The issue of gold sales by the SNB has been a controversial one, and follows the disposal of some of its gold reserves between 2000 and 2008, as part of an agreement among global central banks to reduce their holdings of gold.
The SNB currently has gold reserves of 1,040 tons, which have remained unchanged since 2008, which at the end of 2012 were valued at just over 50 billion Swiss francs ($53.76 billion), and represent around 10% of its total assets.
The SNB’s holdings of gold reached 2,590 tons by the end of the 1990s, making it then the world’s fifth-largest holder of gold, according to SNB data. Switzerland is currently the world’s seventh largest official sector holder of gold.
The value of its current reserves have contributed significantly to the SNB’s annual earnings, particularly given the metal’s gains in the face of the ongoing euro-zone debt crisis.

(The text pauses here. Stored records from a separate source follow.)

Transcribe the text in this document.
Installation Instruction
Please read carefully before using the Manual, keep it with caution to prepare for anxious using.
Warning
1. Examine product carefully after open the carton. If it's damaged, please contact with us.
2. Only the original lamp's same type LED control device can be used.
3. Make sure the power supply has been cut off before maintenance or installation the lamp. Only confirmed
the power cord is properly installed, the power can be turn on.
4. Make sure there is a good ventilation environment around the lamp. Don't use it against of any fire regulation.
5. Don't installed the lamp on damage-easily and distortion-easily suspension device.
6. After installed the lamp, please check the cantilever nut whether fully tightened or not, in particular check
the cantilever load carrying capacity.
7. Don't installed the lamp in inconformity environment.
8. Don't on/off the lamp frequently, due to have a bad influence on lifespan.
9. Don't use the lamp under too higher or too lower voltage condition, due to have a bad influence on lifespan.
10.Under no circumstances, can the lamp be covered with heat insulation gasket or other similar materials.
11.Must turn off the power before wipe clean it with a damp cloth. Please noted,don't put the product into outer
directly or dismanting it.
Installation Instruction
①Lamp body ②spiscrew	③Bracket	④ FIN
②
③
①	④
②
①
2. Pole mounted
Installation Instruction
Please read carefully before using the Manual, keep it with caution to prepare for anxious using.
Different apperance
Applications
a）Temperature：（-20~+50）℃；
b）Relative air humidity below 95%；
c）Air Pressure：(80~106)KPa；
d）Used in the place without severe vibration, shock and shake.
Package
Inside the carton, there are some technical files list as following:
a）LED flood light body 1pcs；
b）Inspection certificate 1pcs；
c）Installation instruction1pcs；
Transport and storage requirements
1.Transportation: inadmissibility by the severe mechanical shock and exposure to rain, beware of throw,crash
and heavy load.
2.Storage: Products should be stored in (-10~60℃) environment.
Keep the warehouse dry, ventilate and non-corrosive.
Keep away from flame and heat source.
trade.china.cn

The SNB’s Zurich-based spokeswoman Silvia Oppliger said the central bank has taken note of the ratification of the initiative, and “we have considerable concerns with regard to the monetary policy implications of the demands in the initiative.”
“We shall respond to the demands of the initiative in due course,” the SNB said Friday. Economists confirmed the SNB is likely to have reservations about the effect of the initiative on its ability to conduct monetary policy, economists said.
“It’s not the ban on the sales of gold that is problematic, but rather the requirement to hold 20% of its assets in the metal,” said Alessandro Bee, an economist at Bank Sarasin & Cie in Zurich.
The SNB’s balance sheet has already been swollen by its purchases of euros to check the franc’s appreciation versus the common currency, and since September 2011, to defend the floor of CHF1.20 per euro.
“The 20% requirement would force the SNB to expand its balance sheet further, and this would make its conduct of monetary even more difficult,” Mr. Bee said.
Still, the legislative procedure means it will be several years before the initiative comes up for a popular vote, and a Swiss government spokesman said it could take 42 months from the time of the initiative’s submission in March 2013 before the issue can be voted on.
“This has a long way to go yet, and may not be passed when the referendum does happen,” noted Macquarie Bank precious metals analyst Matthew Turner.
“If it did, it would be incredibly bullish, a rocket for gold prices as we are talking about huge purchases that would have to be made. But the Swiss National Bank will not want its reserves policy to be determined by referenda and this proposal will be countered,” he added.
The news comes one week after reports that Cyprus could sell 10 tons of its central bank gold reserves to help fund its bailout. While the amount is not big enough to have a material impact of the balance of the global gold market, the news contributed to gold’s record-breaking tumble to two-year lows this week.